A strategy of allocating extended criteria donor (ECD) kidneys only to recipients without anti-HLA donor-specific antibodies (DSAs) and reducing cold ischaemia time to <12 h could significantly improve the long-term outcomes of ECD transplantation, according to new findings from Alexandre Loupy and colleagues. They state that these data support a need for ECD-specific transplant allocation policies to enable optimal use of this valuable resource.

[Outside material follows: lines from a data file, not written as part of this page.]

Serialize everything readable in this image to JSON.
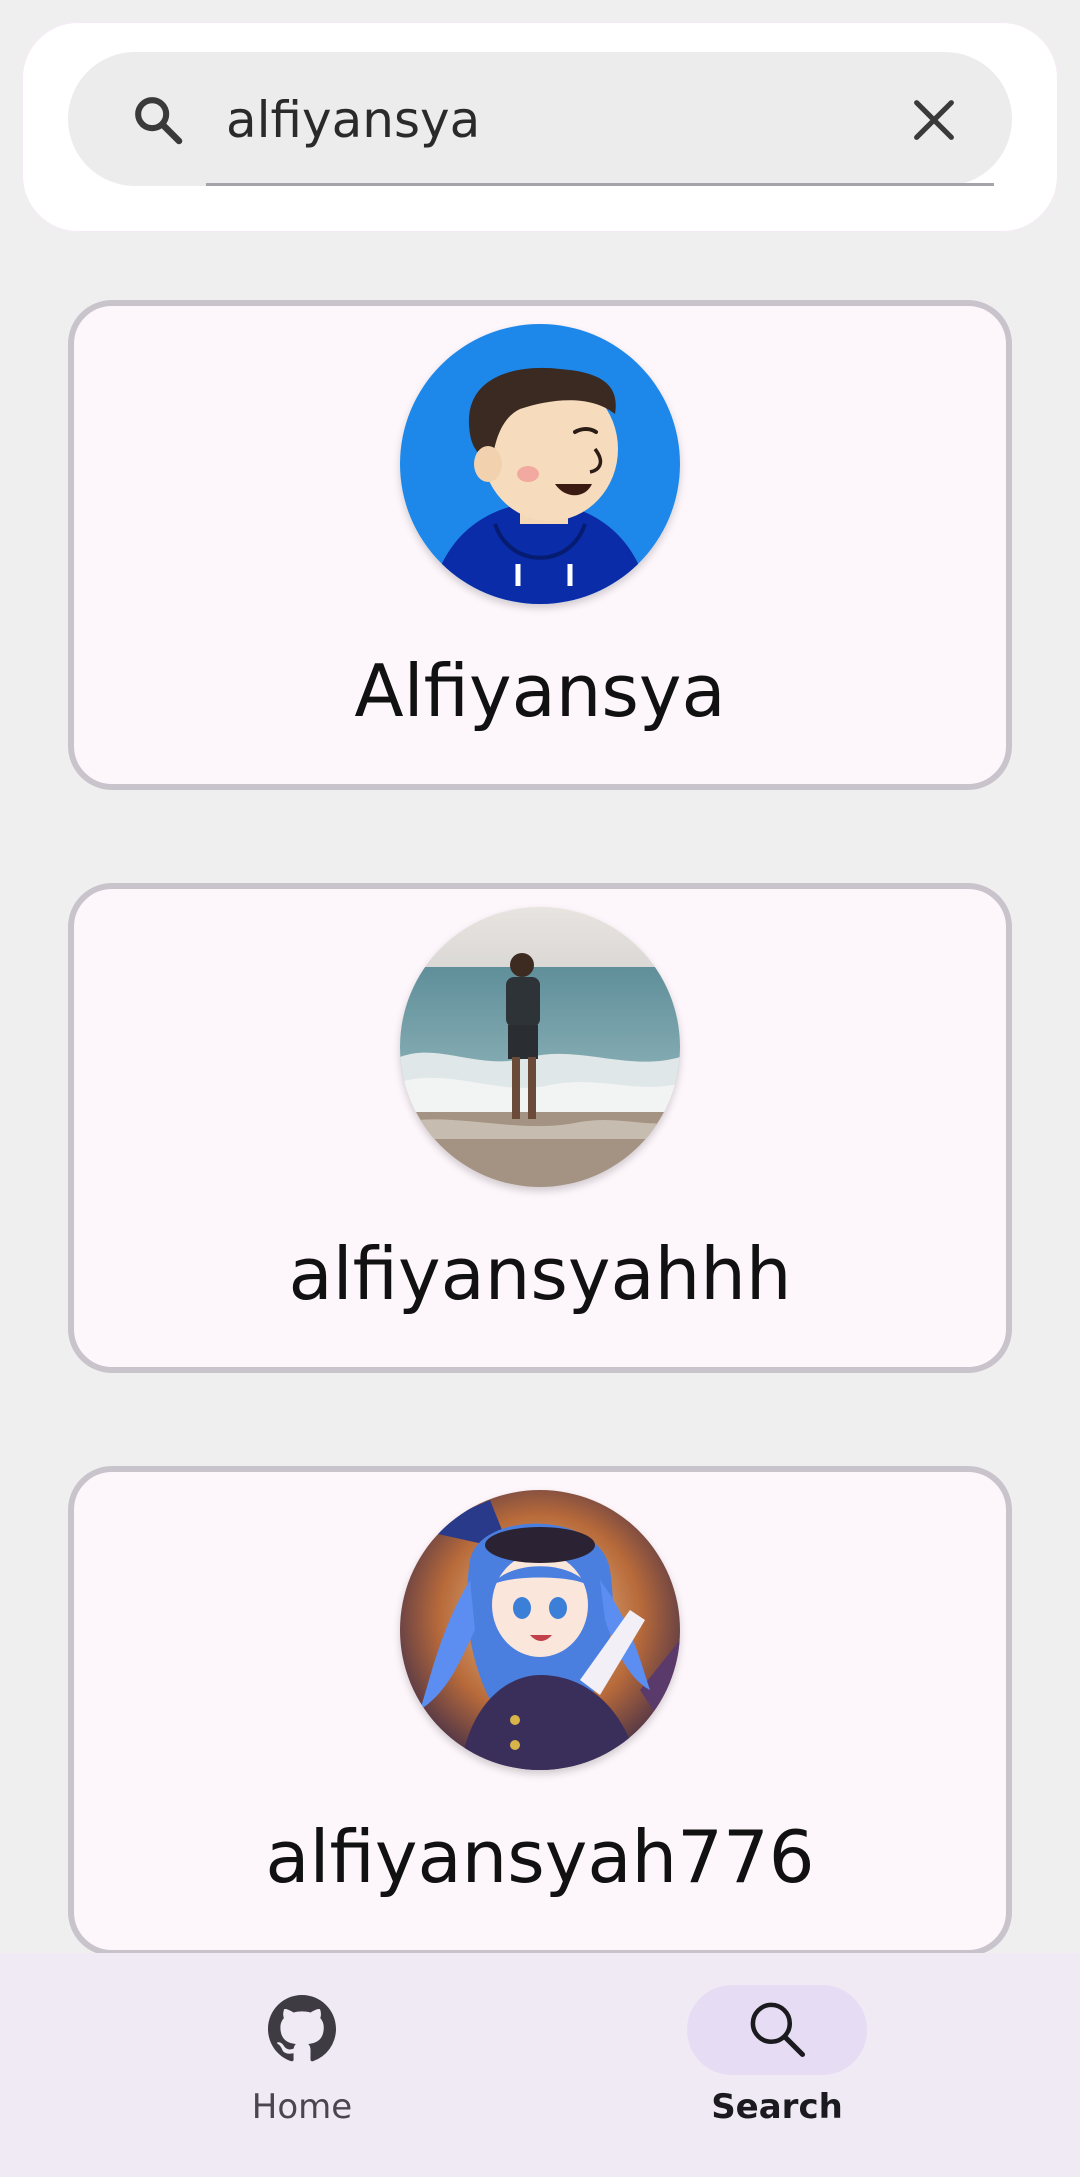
{
  "search": {
    "query": "alfiyansya",
    "icon": "search-icon",
    "clear_icon": "close-icon"
  },
  "results": [
    {
      "username": "Alfiyansya",
      "avatar": "cartoon-avatar"
    },
    {
      "username": "alfiyansyahhh",
      "avatar": "beach-photo-avatar"
    },
    {
      "username": "alfiyansyah776",
      "avatar": "anime-avatar"
    }
  ],
  "nav": {
    "home_label": "Home",
    "home_icon": "github-icon",
    "search_label": "Search",
    "search_icon": "search-icon",
    "active": "Search"
  },
  "colors": {
    "background": "#efefef",
    "card_background": "#fdf6fb",
    "card_border": "#c9c3cc",
    "nav_background": "#f0eaf4",
    "nav_active_pill": "#e6dcf4"
  }
}
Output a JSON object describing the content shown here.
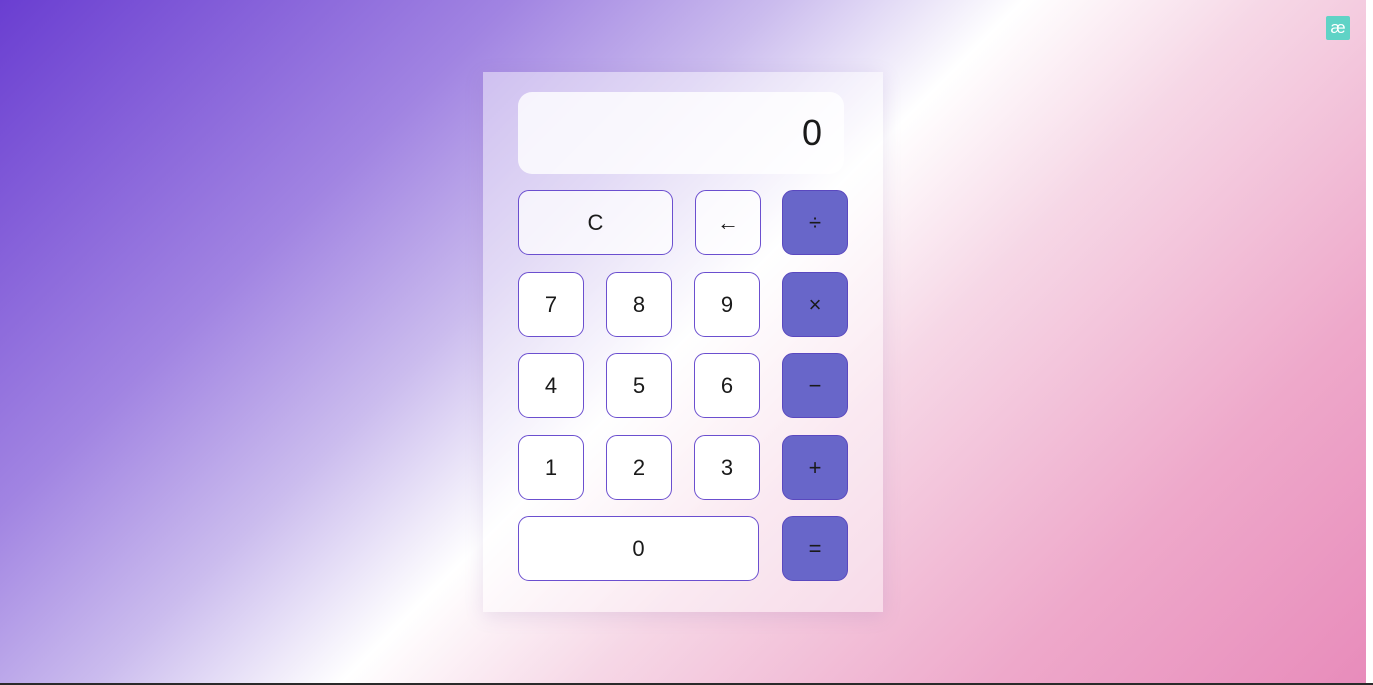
{
  "logo": {
    "text": "æ",
    "icon": "ae-logo-icon",
    "color": "#5fd3c6"
  },
  "calculator": {
    "display_value": "0",
    "buttons": {
      "clear": "C",
      "backspace": "←",
      "divide": "÷",
      "seven": "7",
      "eight": "8",
      "nine": "9",
      "multiply": "×",
      "four": "4",
      "five": "5",
      "six": "6",
      "subtract": "−",
      "one": "1",
      "two": "2",
      "three": "3",
      "add": "+",
      "zero": "0",
      "equals": "="
    }
  },
  "colors": {
    "operator_button": "#6866c9",
    "button_border": "#6b4fcf",
    "gradient_start": "#6a3ed1",
    "gradient_end": "#e88cbb"
  }
}
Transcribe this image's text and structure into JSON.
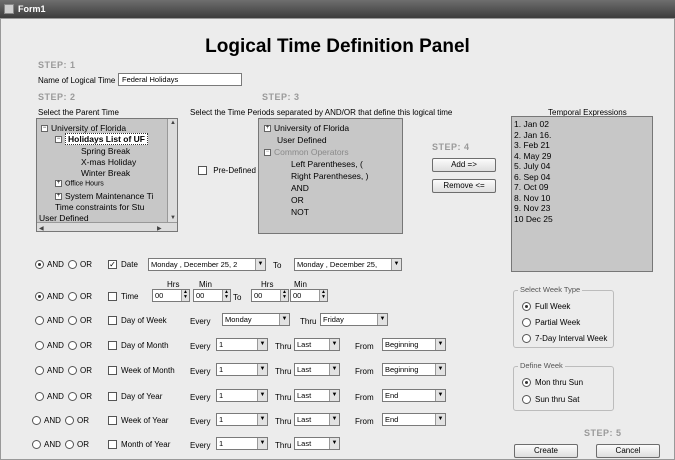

In their prospective study, which included 6,891 extensively phenotyped patients, Loupy et al. found that recipients of ECD kidneys had significantly lower allograft survival after 7 years than did recipients of standard criteria donor (SCD) kidneys. Moreover, among ECD recipients, circulating DSAs at the time of transplantation and cold ischaemia time >12 h were strongly and independently associated with a significantly increased risk of allograft loss. The researchers calculated that a strategy of avoiding DSAs and reducing cold ischaemia time to <12 h would have saved 544.6 ECD allograft life years during the study period and resulted in an ECD allograft survival rate comparable to that of SCD transplants.

“Our data suggest that ECD kidneys might be particularly vulnerable to the effects of DSA injury and cold ischaemia,” says Loupy. “Interestingly, preimplantation biopsy assessments did not have independent predictive ability for long-term ECD allograft outcomes when baseline donor characteristics, cold ischaemia time and circulating DSAs were considered.” Given this finding and the fact that preimplantation biopsies increase cold ischaemia time, he suggests that the current practice of discarding ECD kidneys based on the results of these biopsies might not be the optimal approach for decision making in this setting.

In their clinical practice, the researchers now plan to allocate ECD kidneys exclusively to recipients without circulating anti-HLA DSAs and to enhance indications for perfusion machines in ECD transplantation to reduce cold ischaemia time. They also aim to balance the indications for immunosuppression minimization strategies in ECD recipients with the risk of developing post-transplant DSAs to avoid a cumulative burden of injuries in already vulnerable allografts.